After collecting a large amount of text data, they must be pre-trained to build a pre-training corpus, including denoising, removing redundancy, and removing irrelevant and potentially toxic data. Figure 3 below shows the pre-processing pipeline for pre-training data for LLMs.
Architecture
In this section, the researcher reviews LLMs Architectural design, that is, mainstream architecture, pre-training goals and detailed configuration. Table 3 below lists model cards for several representative LLMs with publicly available details.
Due to its excellent parallelization and capacity, the Transformer architecture has become the backbone for developing various LLMs, enabling the scaling of language models to hundreds of billions parameters are possible. Generally speaking, the mainstream architectures of existing LLMs can be roughly divided into three major categories, namely encoder-decoder, ad hoc decoder, and prefix decoder.
Since the emergence of Transformer, various improvements have been proposed to improve its training stability, performance and computational efficiency. In this part, the researchers discuss the corresponding configurations of the four main parts of Transformer, including normalization, position encoding, activation function, attention mechanism, and bias.
Pre-training plays a very critical role, encoding general knowledge from a large-scale corpus into large-scale model parameters. For training LLMs, there are two commonly used pre-training tasks: language modeling and denoising autoencoding.
Model training
In this section, the researcher reviews important settings, techniques and training for training LLMs LLMs Tips.
For parameter optimization of LLMs, researchers have proposed commonly used batch training, learning rate, optimizer and training stability settings.

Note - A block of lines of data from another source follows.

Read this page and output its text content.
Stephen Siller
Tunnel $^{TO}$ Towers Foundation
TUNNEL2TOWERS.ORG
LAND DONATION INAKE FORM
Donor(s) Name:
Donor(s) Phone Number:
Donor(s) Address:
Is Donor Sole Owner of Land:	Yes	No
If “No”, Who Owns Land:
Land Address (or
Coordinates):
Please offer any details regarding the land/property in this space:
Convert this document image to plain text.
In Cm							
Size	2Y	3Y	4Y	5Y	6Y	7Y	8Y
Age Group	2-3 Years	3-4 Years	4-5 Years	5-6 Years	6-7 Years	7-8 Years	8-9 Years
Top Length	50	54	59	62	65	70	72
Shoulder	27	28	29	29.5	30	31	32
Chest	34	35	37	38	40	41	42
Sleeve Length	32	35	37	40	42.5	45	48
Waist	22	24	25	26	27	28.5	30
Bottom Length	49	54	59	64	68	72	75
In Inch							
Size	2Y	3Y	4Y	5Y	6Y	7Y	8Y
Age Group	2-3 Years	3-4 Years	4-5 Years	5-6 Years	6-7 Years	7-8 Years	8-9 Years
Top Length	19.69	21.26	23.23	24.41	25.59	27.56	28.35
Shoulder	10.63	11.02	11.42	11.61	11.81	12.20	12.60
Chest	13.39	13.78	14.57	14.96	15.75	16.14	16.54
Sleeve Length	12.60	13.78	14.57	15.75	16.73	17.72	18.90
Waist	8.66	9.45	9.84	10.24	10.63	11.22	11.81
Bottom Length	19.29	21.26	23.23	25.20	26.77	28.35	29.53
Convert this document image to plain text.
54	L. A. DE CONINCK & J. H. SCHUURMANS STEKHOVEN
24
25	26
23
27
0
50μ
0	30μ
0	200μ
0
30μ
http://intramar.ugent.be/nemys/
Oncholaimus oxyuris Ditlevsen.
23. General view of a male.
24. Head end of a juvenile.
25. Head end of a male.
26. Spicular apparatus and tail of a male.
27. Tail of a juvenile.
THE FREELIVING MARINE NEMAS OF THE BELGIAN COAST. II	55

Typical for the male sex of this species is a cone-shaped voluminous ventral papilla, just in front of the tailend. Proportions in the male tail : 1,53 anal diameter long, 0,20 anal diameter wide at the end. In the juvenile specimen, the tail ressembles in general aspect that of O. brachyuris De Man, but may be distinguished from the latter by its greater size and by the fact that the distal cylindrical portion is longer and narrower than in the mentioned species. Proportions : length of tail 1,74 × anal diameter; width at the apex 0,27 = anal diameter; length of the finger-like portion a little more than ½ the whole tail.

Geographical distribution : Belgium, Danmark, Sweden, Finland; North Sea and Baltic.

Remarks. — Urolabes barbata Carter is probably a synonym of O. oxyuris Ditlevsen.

As model and data sizes increase, it has become difficult to effectively train LLMs models with limited computing resources. In particular, two major technical issues need to be addressed, such as increasing training by input and loading larger models into GPU memory. This section reviews several widely used methods in existing work to address the above two challenges, namely 3D parallelism, ZeRO, and mixed precision training, and gives suggestions on how to leverage them for training.
After pre-training, LLMs can acquire the general ability to solve various tasks. Yet a growing body of research suggests that the capabilities of LLMs can be further tailored to specific goals. In Section 5, the researchers introduce in detail two main methods for tuning pre-trained LLMs, namely instruction tuning and alignment tuning. The former approach is mainly to improve or unlock the capabilities of LLMs, while the latter approach is to make the behavior of LLMs consistent with human values or preferences.
Instruction tuning
Essentially, instruction tuning is based on a set of formatted instances in natural language form Methods for fine-tuning pre-trained LLMs, which are highly relevant to supervised fine-tuning and multi-task cue training. In order to perform instruction tuning, we first need to collect or build an instance of the instruction format. We then typically use these formatted instances to fine-tune LLMs in a supervised learning manner (e.g., trained using a sequence-to-sequence loss). When their instructions are tuned, LLMs can demonstrate superior abilities to generalize to unseen tasks, even in multilingual environments.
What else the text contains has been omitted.